Hello and welcome to my repository! Here, you will find a collection of projects I have completed as part of my Masters degree. These projects represent the culmination of my academic journey, showcasing the skills and knowledge I have acquired throughout my studies.
Each project in this repository demonstrates my ability to tackle complex challenges and deliver innovative solutions. If you have any questions, suggestions, or feedback, please don't hesitate to reach out. I am always open to discussions and eager to collaborate with like-minded individuals who share an interest in the subjects covered by my projects.
Thank you for visiting my repository, and I hope you enjoy exploring my journey so far!
We tackle the Shelf Space Allocation Problem (SSAP) to optimize product placement on store shelves, maximizing sales while considering real-world constraints such as merchandising agreements, store policies, and customer purchasing behavior.
We successfully formulated a simplified version of the NP-Hard Shelf Space Allocation Problem (SSAP). To tackle its complexity, we divided the problem into two components. The first component allocated products to cabinets without considering shelf space, while the second component focused on allocating appropriate shelf space within each cabinet. Using a toy dataset and the Gurobi optimizer, we achieved near-optimal solutions.
Although our solution overlooks industry conditions like changing inventory and demands, it serves as a baseline for future improvements. The output from our solver showed convergence and the potential to maximize revenue. In future work, we recommend incorporating heuristics to simplify the search for optimal solutions and using real data to eliminate the simplifying assumptions made in our initial solution.
JobSafe utilizes machine learning to bolster job market integrity by automatically detecting and flagging fraudulent job postings, aiming to provide a secure platform for job seekers.
We implemented the CRISP-DM framework to analyze and evaluate solutions for the fraudulent job detection problem within the business context. Using a cost-benefit matrix, we identified a profitable model and recommend implementing an additional layer of verification for detected fraudulent job postings to mitigate model risk.

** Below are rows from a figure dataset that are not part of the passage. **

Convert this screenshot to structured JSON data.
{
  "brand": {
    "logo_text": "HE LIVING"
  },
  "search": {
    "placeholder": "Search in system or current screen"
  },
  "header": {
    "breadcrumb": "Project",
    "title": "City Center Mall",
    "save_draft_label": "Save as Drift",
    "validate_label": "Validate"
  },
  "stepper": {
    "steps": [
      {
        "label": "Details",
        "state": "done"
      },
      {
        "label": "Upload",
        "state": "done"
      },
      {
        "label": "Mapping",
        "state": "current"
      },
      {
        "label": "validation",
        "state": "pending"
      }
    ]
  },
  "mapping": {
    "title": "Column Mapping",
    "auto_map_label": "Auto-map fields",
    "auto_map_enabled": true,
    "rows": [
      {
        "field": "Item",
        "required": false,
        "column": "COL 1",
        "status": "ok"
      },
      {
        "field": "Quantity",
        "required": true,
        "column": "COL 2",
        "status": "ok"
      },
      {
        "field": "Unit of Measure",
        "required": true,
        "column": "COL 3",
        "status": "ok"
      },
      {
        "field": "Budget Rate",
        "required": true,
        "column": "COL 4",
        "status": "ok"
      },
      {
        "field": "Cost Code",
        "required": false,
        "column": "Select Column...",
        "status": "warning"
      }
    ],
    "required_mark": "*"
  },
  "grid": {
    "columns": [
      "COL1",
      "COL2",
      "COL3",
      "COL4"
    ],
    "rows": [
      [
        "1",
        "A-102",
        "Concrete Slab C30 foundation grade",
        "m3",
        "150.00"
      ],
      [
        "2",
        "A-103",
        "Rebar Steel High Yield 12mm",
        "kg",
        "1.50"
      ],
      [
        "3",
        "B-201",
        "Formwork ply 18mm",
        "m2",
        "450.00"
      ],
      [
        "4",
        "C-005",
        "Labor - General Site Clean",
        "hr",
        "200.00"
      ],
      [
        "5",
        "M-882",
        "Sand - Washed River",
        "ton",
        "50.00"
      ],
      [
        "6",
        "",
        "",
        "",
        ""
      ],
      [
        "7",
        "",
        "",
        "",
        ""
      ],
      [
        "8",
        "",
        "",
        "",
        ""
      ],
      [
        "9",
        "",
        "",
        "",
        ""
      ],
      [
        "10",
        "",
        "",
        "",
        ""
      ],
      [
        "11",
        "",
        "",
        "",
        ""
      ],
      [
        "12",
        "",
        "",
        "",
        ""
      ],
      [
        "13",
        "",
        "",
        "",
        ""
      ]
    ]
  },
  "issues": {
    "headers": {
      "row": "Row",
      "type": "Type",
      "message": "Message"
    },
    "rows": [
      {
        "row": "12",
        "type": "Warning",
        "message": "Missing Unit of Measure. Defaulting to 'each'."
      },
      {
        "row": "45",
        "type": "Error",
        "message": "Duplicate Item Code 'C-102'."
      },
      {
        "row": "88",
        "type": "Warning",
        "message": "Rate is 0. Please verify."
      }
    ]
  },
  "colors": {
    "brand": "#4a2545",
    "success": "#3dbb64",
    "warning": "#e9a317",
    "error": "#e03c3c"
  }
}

During the model evaluation, we considered recall as a validation metric. Surprisingly, the model with the highest recall did not yield the highest profitability based on the cost-benefit matrix. The presence of an imbalanced dataset rendered traditional metrics less reliable for measuring profitability. The cost-benefit matrix emerged as a more intuitive and effective measure of model performance and its impact on the business.
Key takeaways include the importance of aligning model selection with profitability and the need to address imbalanced data challenges. By utilizing the cost-benefit matrix, we can make informed decisions and enhance the effectiveness of fraudulent job detection while mitigating risks for the business.